Ao que aparentou, o velhote estava só mesmo a cair da tripeça, foi só encharcar a cara, para não adormecer na viagem. É que eramos os primeiros clientes do dia e ele aguardara o dia todo no aeroporto. Ou pelo menos foi isso que entendemos.
Ao final de berros, saídas do carro, inúteis pedidos de auxílio a transeuntes que se recusavam a falar inglês, à investida de uma vaca contra o pobre homem, lá chegamos à tão ansiada Adams Wood House. Abandonámos o Iepe e entrámos em casa, já noite cerrada, a ansiar por descanso.

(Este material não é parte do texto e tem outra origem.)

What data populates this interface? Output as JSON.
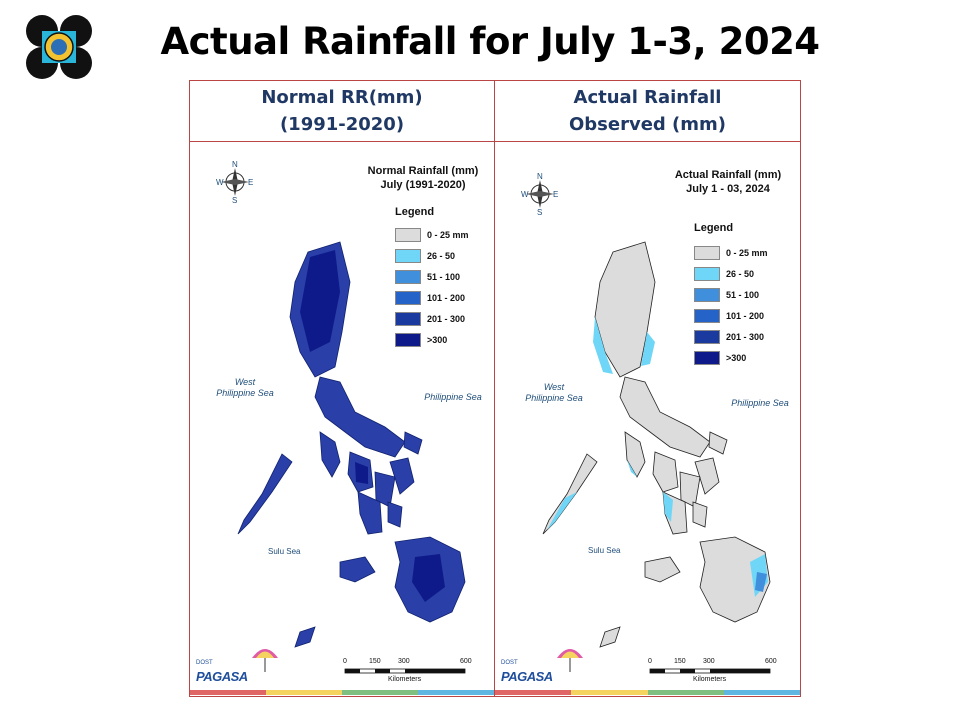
{
  "page_title": "Actual Rainfall for July 1-3, 2024",
  "colors": {
    "frame": "#b94545",
    "header_text": "#1f3864",
    "bins": [
      "#dcdcdc",
      "#6fd6f7",
      "#3f8fdc",
      "#2563c8",
      "#1a3aa0",
      "#0e1a8a"
    ],
    "bar": [
      "#e06666",
      "#f4d35e",
      "#7fbf7f",
      "#5fb6e0"
    ]
  },
  "columns": [
    {
      "header_line1": "Normal RR(mm)",
      "header_line2": "(1991-2020)",
      "map_title_line1": "Normal Rainfall (mm)",
      "map_title_line2": "July (1991-2020)",
      "dominant_bin": 5
    },
    {
      "header_line1": "Actual Rainfall",
      "header_line2": "Observed (mm)",
      "map_title_line1": "Actual Rainfall (mm)",
      "map_title_line2": "July 1 - 03, 2024",
      "dominant_bin": 0
    }
  ],
  "legend": {
    "title": "Legend",
    "bins": [
      "0 - 25 mm",
      "26 - 50",
      "51 - 100",
      "101 - 200",
      "201 - 300",
      ">300"
    ]
  },
  "labels": {
    "west_sea_line1": "West",
    "west_sea_line2": "Philippine Sea",
    "east_sea": "Philippine Sea",
    "sulu_sea": "Sulu Sea",
    "compass": [
      "N",
      "E",
      "S",
      "W"
    ],
    "scale_ticks": [
      "0",
      "150",
      "300",
      "600"
    ],
    "scale_unit": "Kilometers",
    "agency": "PAGASA",
    "agency_prefix": "DOST"
  }
}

Eis o nosso espanto, quando nos é dado o nosso quarto de 1200 rupias – um pedaço de nada, no fim de uma escada para o terraço, com uma casa-de-banho exterior e sem água quente. Triste, desanimada e muito cansada, ignorei as investidas dos mosquitos e caí adormecida.
 
No dia seguinte, planeámos a vingança. Acordámos com as galinhas, às 7 da matina. Perdão, acordámos antes das galinhas ou de qualquer vida animal ou humana, que está visto que na Índia tudo começa tarde. Tentando orientar-nos pela luz do sol ou por mera suposição, tentámos deambular em direcção do Forte. Quando percebemos que estávamos totalmente errados, desistimos e apanhámos o autocarro. Quando entrei no autocarro, lembrei-me das histórias de violações em autocarros indianos e fritei, mas durou só 30 segundos. Saímos na última paragem e tentámos perceber como é que as coisas por aqui funcionam. Não percebemos coisa alguma, mas passado um bocado estávamos felizes da vida numa pastelaria cheia de bolos. Com mais olhos que barriga, comemos tudo a que tínhamos direito (a fingir que eu não preciso de caber num vestido daqui a 3 meses...). Aguardámos pelas 9 da manhã para podermos alugar uma mota e, mal chegámos à garagem mais fixe de Cochin, pedimos para ir ver os quartos vagos. Lá fui eu a correr, inspeccionar a casa-de-banho e, por 100 rupias a menos, encontrámos um novo poiso. Já pude tomar banho decentemente, para nos fazermos à estrada.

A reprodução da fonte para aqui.